This workshop is designed to support K-12 educators with the creation of language-inclusive classrooms which honour the diverse home languages spoken by our students as well as acknowledge their lived experiences. Leveraging a student’s first language is a powerful tool for supporting language acquisition in a target language. As educators, we need to be cognizant of possible traumas our students have lived through and aware of how to best support their learning. A question many educators wonder is how to be proactive while still maintaining high standards for academic learning and acquisition of the English language. The workshop will aim to answer this question by focusing on:
- Structuring the classroom and learning in ways that foster community and include home languages.
- Introducing specific, actionable language acquisition strategies to support multilingual learners while also being helpful to all learners in the class.
- Discussing trauma-informed practices and how they connect to today’s classrooms.

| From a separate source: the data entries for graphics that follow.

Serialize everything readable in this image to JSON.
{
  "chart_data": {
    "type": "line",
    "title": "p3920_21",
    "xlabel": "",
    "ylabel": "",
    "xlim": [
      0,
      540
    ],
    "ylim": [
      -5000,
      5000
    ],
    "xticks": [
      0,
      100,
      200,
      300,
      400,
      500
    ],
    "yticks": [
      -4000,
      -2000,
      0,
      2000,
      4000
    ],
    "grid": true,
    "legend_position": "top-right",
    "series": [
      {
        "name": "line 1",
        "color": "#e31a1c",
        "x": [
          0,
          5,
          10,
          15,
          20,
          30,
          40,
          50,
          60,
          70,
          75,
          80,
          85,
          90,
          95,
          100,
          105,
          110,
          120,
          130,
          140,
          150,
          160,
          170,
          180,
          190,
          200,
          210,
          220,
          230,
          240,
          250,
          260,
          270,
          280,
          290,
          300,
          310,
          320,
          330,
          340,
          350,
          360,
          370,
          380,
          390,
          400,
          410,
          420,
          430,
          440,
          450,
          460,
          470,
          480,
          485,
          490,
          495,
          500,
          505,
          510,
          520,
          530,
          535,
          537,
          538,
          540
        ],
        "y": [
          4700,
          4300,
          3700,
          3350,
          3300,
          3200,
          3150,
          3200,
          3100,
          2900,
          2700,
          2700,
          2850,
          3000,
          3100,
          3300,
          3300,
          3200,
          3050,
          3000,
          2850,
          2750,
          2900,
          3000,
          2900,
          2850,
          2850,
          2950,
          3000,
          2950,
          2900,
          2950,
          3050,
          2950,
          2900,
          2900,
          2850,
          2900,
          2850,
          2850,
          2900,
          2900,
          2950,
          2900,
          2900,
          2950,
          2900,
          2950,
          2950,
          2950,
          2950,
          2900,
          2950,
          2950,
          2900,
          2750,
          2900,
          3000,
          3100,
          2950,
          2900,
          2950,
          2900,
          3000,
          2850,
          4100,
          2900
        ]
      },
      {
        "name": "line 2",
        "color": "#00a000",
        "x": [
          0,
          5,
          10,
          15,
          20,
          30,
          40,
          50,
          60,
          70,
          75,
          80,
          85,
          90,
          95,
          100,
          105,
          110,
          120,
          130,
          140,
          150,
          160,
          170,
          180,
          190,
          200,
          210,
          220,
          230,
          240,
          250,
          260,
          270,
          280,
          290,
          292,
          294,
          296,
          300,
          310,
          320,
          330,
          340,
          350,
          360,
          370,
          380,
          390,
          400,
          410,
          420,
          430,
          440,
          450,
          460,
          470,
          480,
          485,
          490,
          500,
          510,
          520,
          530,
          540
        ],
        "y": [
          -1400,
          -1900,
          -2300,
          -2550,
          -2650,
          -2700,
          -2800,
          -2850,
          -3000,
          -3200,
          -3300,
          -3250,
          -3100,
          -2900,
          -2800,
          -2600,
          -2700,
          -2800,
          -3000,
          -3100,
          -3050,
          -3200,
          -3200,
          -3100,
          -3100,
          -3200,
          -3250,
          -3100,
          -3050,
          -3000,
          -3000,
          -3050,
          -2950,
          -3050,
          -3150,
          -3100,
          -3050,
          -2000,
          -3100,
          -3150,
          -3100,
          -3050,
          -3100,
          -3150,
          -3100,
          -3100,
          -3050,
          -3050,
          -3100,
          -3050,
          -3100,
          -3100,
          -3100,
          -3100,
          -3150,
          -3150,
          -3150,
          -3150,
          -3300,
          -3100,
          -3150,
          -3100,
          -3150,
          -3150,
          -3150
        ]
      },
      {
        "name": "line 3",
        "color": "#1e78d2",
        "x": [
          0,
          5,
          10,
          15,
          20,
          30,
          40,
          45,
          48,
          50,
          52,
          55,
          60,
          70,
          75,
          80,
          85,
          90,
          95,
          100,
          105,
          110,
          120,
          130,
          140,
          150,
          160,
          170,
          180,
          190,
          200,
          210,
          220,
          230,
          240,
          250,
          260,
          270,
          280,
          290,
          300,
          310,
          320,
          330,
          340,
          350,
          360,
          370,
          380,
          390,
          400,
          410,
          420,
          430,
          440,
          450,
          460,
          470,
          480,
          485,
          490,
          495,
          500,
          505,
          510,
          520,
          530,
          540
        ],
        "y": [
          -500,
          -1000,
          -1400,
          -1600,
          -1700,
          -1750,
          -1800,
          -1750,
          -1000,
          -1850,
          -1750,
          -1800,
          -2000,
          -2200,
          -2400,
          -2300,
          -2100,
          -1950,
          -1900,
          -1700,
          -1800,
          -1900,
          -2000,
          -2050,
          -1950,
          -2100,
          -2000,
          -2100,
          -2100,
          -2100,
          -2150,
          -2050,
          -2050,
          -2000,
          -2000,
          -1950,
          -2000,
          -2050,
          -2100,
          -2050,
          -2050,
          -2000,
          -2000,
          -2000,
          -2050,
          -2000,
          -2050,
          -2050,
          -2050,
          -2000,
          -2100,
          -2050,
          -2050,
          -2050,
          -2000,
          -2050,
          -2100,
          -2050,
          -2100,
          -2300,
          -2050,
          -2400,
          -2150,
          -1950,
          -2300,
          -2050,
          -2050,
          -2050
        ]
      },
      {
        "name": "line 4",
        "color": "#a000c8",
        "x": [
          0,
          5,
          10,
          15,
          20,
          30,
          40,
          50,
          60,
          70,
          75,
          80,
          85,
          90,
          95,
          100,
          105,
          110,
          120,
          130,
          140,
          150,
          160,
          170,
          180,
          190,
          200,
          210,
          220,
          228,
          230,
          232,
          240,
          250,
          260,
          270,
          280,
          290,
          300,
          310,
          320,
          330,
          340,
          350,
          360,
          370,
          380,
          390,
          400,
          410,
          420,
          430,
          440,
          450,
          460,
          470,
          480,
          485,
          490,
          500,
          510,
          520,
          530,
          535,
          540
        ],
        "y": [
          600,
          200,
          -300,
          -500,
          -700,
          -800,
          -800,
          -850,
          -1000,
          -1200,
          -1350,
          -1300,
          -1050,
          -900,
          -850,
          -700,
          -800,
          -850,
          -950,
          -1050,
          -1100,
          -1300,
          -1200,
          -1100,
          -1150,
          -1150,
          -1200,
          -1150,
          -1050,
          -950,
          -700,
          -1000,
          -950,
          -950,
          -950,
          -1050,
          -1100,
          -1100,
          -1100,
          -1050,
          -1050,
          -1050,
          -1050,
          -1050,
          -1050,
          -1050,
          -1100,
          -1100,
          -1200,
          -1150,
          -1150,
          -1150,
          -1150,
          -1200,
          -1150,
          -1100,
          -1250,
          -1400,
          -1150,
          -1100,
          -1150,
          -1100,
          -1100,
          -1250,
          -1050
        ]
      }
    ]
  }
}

Teachers will leave the workshop with a toolkit of ideas and strategies for fostering an inclusive language community that encourages and reinforces learning in English.
Presenter Bios
Fanny Lee 
Fanny Lee is the ELL Helping Teacher for the Burnaby School District. She has over 33 years of experience supporting multilingual students as a classroom teacher, ELL teacher, and district support teacher. She is an experienced presenter, Sheltered Instruction Observation Protocol (SIOP) trainer affiliated with the Centre for Applied Linguistics, and mentor to early career teachers.
Kiran Abraham
Kiran Abraham is an ELL and Social Studies teacher for the Burnaby School District with over 13 years of experience as both a classroom and ELL teacher. She has been a district ELL consultant and has extensive experience in providing professional development workshops and supporting ELL and classroom teachers. In addition, she is an SIOP trainer and regularly collaborates with district ELL consultants from around British Columbia to share current research, teaching practices, and ideas.